ギャッベは半乾燥地帯のザクロス山脈に住む羊の毛を原料としています。日中は猛暑、夜は極寒となる環境に適応した羊の毛は、脂質を多く含み、放熱性にも保温性にも優れています。この羊毛を使って織られた絨毯は、きわめて丈夫で縮みにくく、熱いときにも寒いときにも快適に使用できます。現地では遊牧民のテントの床に敷かれ、ベッドとして用いられてきました。昔は厚さ5cmほどのものが多かったと言われています。
糸を紡ぐところから手作業なので、太さは不揃いなところがあります。またサイズもバラバラで、統一された規格はありません。しかし、それだけに手づくりの良さが目立つアイテムと言えます。丈夫で面倒な手入れが要らず、汚れにくいのも長所のひとつです。ただし人気が出るにしたがって、最近では細かい細工の施された製品も生産されるようになっています。セールなどでも比較的高価な商品の中には、本来の素朴な絨毯ではなく、高級なペルシャ絨毯に近いものも見かけられます。
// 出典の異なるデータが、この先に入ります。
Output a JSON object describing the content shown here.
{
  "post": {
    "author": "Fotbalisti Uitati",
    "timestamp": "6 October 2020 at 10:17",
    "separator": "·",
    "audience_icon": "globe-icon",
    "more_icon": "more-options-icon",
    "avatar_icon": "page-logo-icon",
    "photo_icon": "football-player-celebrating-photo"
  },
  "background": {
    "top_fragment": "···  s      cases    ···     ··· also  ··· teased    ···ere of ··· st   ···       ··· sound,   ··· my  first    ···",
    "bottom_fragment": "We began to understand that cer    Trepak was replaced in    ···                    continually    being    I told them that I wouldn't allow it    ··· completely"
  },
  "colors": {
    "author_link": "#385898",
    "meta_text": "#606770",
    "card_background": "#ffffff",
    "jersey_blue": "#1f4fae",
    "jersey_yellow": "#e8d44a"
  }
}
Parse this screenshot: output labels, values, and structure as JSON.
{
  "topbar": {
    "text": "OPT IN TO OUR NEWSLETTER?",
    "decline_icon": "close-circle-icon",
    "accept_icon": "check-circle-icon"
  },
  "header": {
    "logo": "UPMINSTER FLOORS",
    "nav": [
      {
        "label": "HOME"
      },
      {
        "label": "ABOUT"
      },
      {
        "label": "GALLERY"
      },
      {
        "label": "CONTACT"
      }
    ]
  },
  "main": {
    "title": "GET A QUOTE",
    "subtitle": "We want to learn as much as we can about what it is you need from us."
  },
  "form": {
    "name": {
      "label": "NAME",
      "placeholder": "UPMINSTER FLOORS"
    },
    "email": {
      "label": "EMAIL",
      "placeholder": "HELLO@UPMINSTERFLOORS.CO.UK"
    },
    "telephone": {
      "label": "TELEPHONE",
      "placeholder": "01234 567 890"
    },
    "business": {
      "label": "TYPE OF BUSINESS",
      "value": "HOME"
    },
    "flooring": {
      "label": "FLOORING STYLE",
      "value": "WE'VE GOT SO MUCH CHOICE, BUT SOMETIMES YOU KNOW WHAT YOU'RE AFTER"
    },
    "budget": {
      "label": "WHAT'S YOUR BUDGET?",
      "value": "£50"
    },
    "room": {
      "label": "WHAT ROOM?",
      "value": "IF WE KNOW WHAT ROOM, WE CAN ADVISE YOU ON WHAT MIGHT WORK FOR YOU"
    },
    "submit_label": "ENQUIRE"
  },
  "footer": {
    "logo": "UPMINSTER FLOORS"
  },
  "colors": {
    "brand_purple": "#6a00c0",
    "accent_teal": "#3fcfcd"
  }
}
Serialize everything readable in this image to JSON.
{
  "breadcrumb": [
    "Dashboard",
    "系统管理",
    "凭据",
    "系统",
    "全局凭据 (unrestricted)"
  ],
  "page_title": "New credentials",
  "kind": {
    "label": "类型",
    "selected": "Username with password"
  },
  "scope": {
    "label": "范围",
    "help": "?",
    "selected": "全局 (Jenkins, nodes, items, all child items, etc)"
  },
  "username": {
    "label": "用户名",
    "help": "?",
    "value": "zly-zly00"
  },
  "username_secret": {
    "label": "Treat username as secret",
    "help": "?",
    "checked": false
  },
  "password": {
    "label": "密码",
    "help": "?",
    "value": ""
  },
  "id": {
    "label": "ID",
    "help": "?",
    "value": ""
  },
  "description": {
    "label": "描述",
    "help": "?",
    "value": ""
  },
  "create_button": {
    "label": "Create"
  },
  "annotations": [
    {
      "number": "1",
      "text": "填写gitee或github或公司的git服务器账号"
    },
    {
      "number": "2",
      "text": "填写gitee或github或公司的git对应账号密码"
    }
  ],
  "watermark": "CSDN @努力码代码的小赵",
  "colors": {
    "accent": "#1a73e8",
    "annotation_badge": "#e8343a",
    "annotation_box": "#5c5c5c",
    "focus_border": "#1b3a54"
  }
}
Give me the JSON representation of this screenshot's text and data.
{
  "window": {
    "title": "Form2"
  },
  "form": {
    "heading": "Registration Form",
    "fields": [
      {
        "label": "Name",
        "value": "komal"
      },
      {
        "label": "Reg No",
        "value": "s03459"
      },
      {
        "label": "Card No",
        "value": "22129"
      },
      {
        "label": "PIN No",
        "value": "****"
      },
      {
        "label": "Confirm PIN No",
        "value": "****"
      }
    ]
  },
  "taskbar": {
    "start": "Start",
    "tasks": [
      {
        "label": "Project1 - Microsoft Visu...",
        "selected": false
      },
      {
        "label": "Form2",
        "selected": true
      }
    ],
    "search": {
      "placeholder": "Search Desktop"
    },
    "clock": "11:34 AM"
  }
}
ギャッベは草木や虫など、天然の素材から抽出した染料で染められます。染料も均一ではないため、色むらができてしまいます。また紫外線にさらされると、時間とともに退色していくのは止められません。けれども色むらや色あせもまた、ひとつの味わいとして好まれています。デザインは織り子の感覚に任されています。太陽や星空、砂漠や草原、オアシスや動物たちなど、自然をモチーフにした素朴な模様の数々が特徴になっています。
本来のギャッベはすべてオリジナルで、同じものは二つとして存在しません。サイズも座布団やクッションに適したものから、玄関マット用やリビング用まで、さまざまなものがあります。品質は必ずしも一定ではなく、高額で取引されるブランド物も存在しますが、それだけが価値のある商品ではありません。末永く愛用できるお気に入りの一品を、セールで見つけることもできるでしょう。